From 16 April to 27 November 2011
Room 33
Admission free
Only Connect is an unconventional new display at the National Portrait Gallery presenting a web of portraits connecting sitters across three centuries. Comprising paintings, sculpture, photographs, engravings, drawings, miniatures and works in other media from the National Portrait Gallery’s holdings, the display uses musical connections to explore new ways of looking at the Collection.

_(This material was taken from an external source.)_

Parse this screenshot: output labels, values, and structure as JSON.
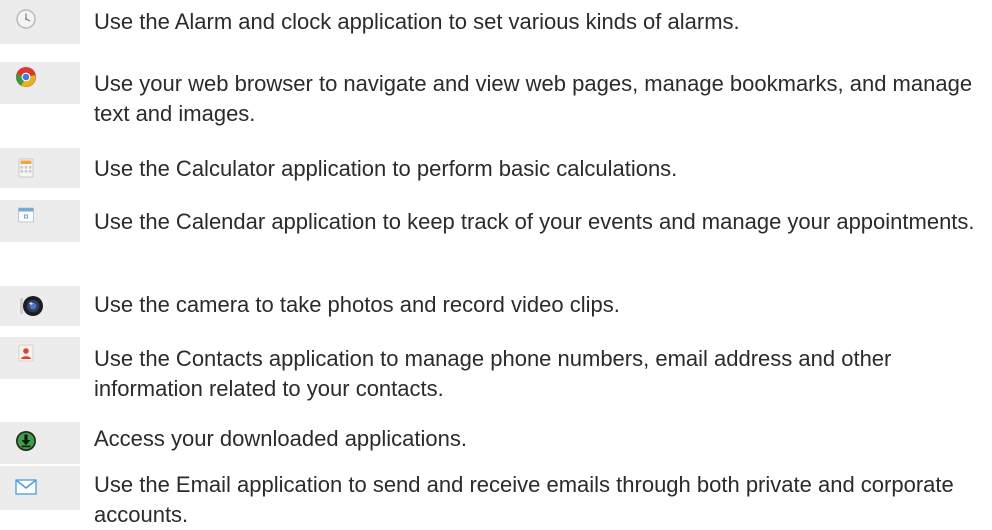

The display proposes a network of threads connecting singers, composers, artists, doctors, sculptors, poets, engineers, ambassadors and many others. As a result, everyone in the display is linked in one way or another. The connections range from the profound and the personal to the accidental and the incidental. Some were friends and some were lovers, several wrote about each other or had similar ideas, others were enemies or simply met on the street. For example, composer Benjamin Britten and violinist and conductor, Yehudi Menuhin performed at Bergen-Belsen concentration camp after liberation in 1945. Yehudi Menuhin gave ground-breaking performances of composer Michael Tippett’s Corelli Fantasia. The sets and costumes for Tippett’s opera Midsummer Marriage were designed by sculptor Barbara Hepworth. An alternative route is formed by writer George Bernard Shaw who corresponded with the pianist Harriet Cohen. She premiered Elgar’s Piano Quintet and Elgar made his most famous recording of his Violin Concerto with the teenaged Yehudi Menuhin. Such links evoke an invisible layer of human interconnectedness, a ‘six degrees of separation’ through the Collection of the National Portrait Gallery.

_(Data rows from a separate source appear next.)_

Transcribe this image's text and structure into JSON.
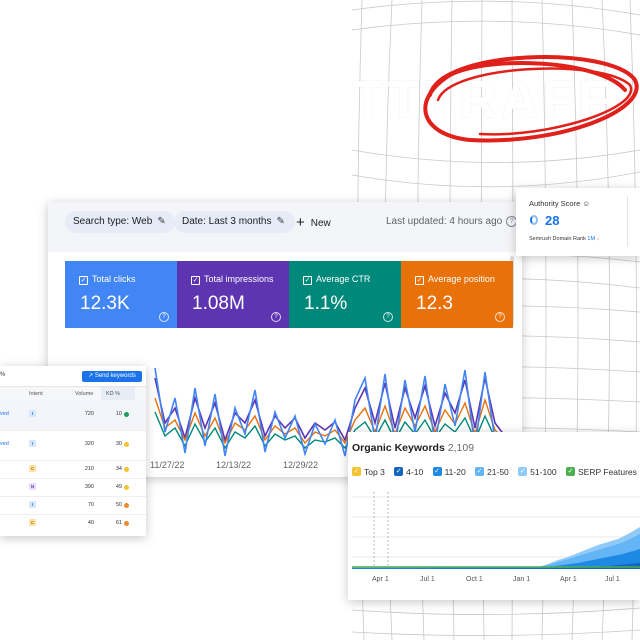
{
  "background": {
    "hero_word": "TTTRAFFIC"
  },
  "search_console": {
    "filters": {
      "search_type": "Search type: Web",
      "date": "Date: Last 3 months",
      "new_label": "New"
    },
    "last_updated": "Last updated: 4 hours ago",
    "metrics": [
      {
        "label": "Total clicks",
        "value": "12.3K",
        "color": "#4285f4"
      },
      {
        "label": "Total impressions",
        "value": "1.08M",
        "color": "#5e35b1"
      },
      {
        "label": "Average CTR",
        "value": "1.1%",
        "color": "#00897b"
      },
      {
        "label": "Average position",
        "value": "12.3",
        "color": "#e8710a"
      }
    ],
    "x_labels": [
      "11/27/22",
      "12/13/22",
      "12/29/22"
    ]
  },
  "keyword_table": {
    "percent_text": "%",
    "send_button": "Send keywords",
    "columns": {
      "intent": "Intent",
      "volume": "Volume",
      "kd": "KD %"
    },
    "rows": [
      {
        "keyword": "ved",
        "intent": "I",
        "volume": "720",
        "kd": "10",
        "kd_color": "#1b9e5a"
      },
      {
        "keyword": "ved",
        "intent": "I",
        "volume": "320",
        "kd": "30",
        "kd_color": "#f4c430"
      },
      {
        "keyword": "",
        "intent": "C",
        "volume": "210",
        "kd": "34",
        "kd_color": "#f4c430"
      },
      {
        "keyword": "",
        "intent": "N",
        "volume": "390",
        "kd": "49",
        "kd_color": "#f4c430"
      },
      {
        "keyword": "",
        "intent": "I",
        "volume": "70",
        "kd": "50",
        "kd_color": "#ee8b2e"
      },
      {
        "keyword": "",
        "intent": "C",
        "volume": "40",
        "kd": "61",
        "kd_color": "#ee8b2e"
      }
    ]
  },
  "authority": {
    "title": "Authority Score",
    "value": "28",
    "sub_label": "Semrush Domain Rank",
    "rank": "1M"
  },
  "organic_keywords": {
    "title": "Organic Keywords",
    "count": "2,109",
    "legend": [
      {
        "label": "Top 3",
        "color": "#f4c430"
      },
      {
        "label": "4-10",
        "color": "#1565c0"
      },
      {
        "label": "11-20",
        "color": "#1e88e5"
      },
      {
        "label": "21-50",
        "color": "#64b5f6"
      },
      {
        "label": "51-100",
        "color": "#90caf9"
      },
      {
        "label": "SERP Features",
        "color": "#4caf50"
      }
    ],
    "x_labels": [
      "Apr 1",
      "Jul 1",
      "Oct 1",
      "Jan 1",
      "Apr 1",
      "Jul 1"
    ]
  }
}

The choice of pictures reflects a ‘reading’ of the National Portrait Gallery Collection in the light of interaction and connectedness. Any sense of hierarchy, whether between creative or interpretative artists, musicians or great engineers has been avoided. This is reflected in the choice of works in the display, which purposefully presents mass-produced material such as engravings alongside masterworks. The title of the display, Only Connect, is taken from E M Forster’s novel, Howard’s End, which is concerned with the difficulties, troubles and benefits of relationships between members of different social classes. The display, Only Connect, presents one possible reading: it is open to the viewer to make other connections.
The display has been devised by Peter Sheppard Skærved in collaboration with Paul Moorhouse, 20th Century Curator at the National Portrait Gallery. Peter Sheppard Skærved is the dedicatee of over 200 works for solo violin, and has appeared as soloist in over thirty countries. One of very few people to perform on Paganini’s violin, il Cannone, Peter regularly performs in, and works with, museums worldwide.

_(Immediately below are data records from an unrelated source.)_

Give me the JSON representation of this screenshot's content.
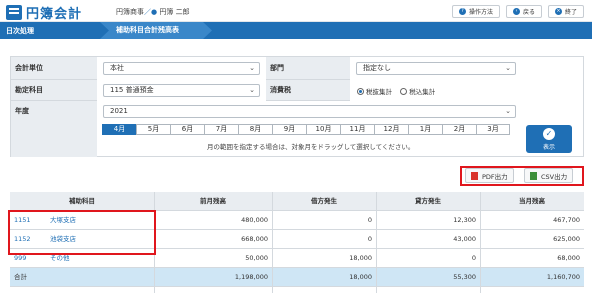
{
  "app": {
    "title": "円簿会計"
  },
  "header": {
    "company": "円簿商事",
    "separator": "／●",
    "user": "円簿 二郎",
    "buttons": [
      {
        "label": "操作方法",
        "icon": "question-icon"
      },
      {
        "label": "戻る",
        "icon": "back-arrow-icon"
      },
      {
        "label": "終了",
        "icon": "close-icon"
      }
    ]
  },
  "nav": {
    "section": "日次処理",
    "page": "補助科目合計残高表"
  },
  "form": {
    "unit_label": "会計単位",
    "unit_value": "本社",
    "dept_label": "部門",
    "dept_value": "指定なし",
    "account_label": "勘定科目",
    "account_value": "115 普通預金",
    "tax_label": "消費税",
    "tax_options": [
      "税抜集計",
      "税込集計"
    ],
    "tax_selected": "税抜集計",
    "year_label": "年度",
    "year_value": "2021",
    "months": [
      "4月",
      "5月",
      "6月",
      "7月",
      "8月",
      "9月",
      "10月",
      "11月",
      "12月",
      "1月",
      "2月",
      "3月"
    ],
    "selected_month": "4月",
    "hint": "月の範囲を指定する場合は、対象月をドラッグして選択してください。",
    "show_button": "表示"
  },
  "export": {
    "pdf_label": "PDF出力",
    "csv_label": "CSV出力"
  },
  "table": {
    "headers": [
      "補助科目",
      "前月残高",
      "借方発生",
      "貸方発生",
      "当月残高"
    ],
    "rows": [
      {
        "code": "1151",
        "name": "大塚支店",
        "prev": "480,000",
        "debit": "0",
        "credit": "12,300",
        "balance": "467,700"
      },
      {
        "code": "1152",
        "name": "池袋支店",
        "prev": "668,000",
        "debit": "0",
        "credit": "43,000",
        "balance": "625,000"
      },
      {
        "code": "999",
        "name": "その他",
        "prev": "50,000",
        "debit": "18,000",
        "credit": "0",
        "balance": "68,000"
      }
    ],
    "total": {
      "label": "合計",
      "prev": "1,198,000",
      "debit": "18,000",
      "credit": "55,300",
      "balance": "1,160,700"
    }
  },
  "colors": {
    "accent": "#1f6fb5",
    "highlight": "#e0161d",
    "total_row": "#cfe6f5"
  }
}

Paul Moorhouse, 20th Century Curator says: ‘People rarely exist in isolation but are connected with each other. Only Connect offers a new way of looking at portraits by focusing on the connections – in this case musical connections – that link all the individuals featured in the display. It may look unusual at first, but we hope our visitors will enjoy this alternative way of thinking about portraiture.’
There will be a series of musical performances in response to the display:
•         13 May 2011 The Kreutzer Quartet respond to connections between Beethoven, Tippett and T.S. Eliot
•         3 June 2011 Peter Sheppard Skærved (Violin) and Julian Perkins (Harpsichord) perform works by Maria Cosway, Tartini, Corelli and Judith Bingham
•         1 July 2011 Peter Sheppard Skærved (Violin) and Aaron Shorr (Piano) play works by Bartok, Stravinsky, and Haflidi Hallgrimsson
•         9 September 2011 Peter Sheppard Skærved (Violin), performing pieces by Paganini, Joachim, and Michael Alec Ros
•         30 September 2011 Peter Sheppard Skærved (Violin) with students from the Royal Academy of Music, London, perform pieces by Mendelssohn, Britten and David Gorton
There will be two free tours of the display with Peter Sheppard Skærved in Room 33 on Tuesday 3 May 2011 at 15.00 and Thursday 19 May 2011 at 19.30. Further events will be announced shortly.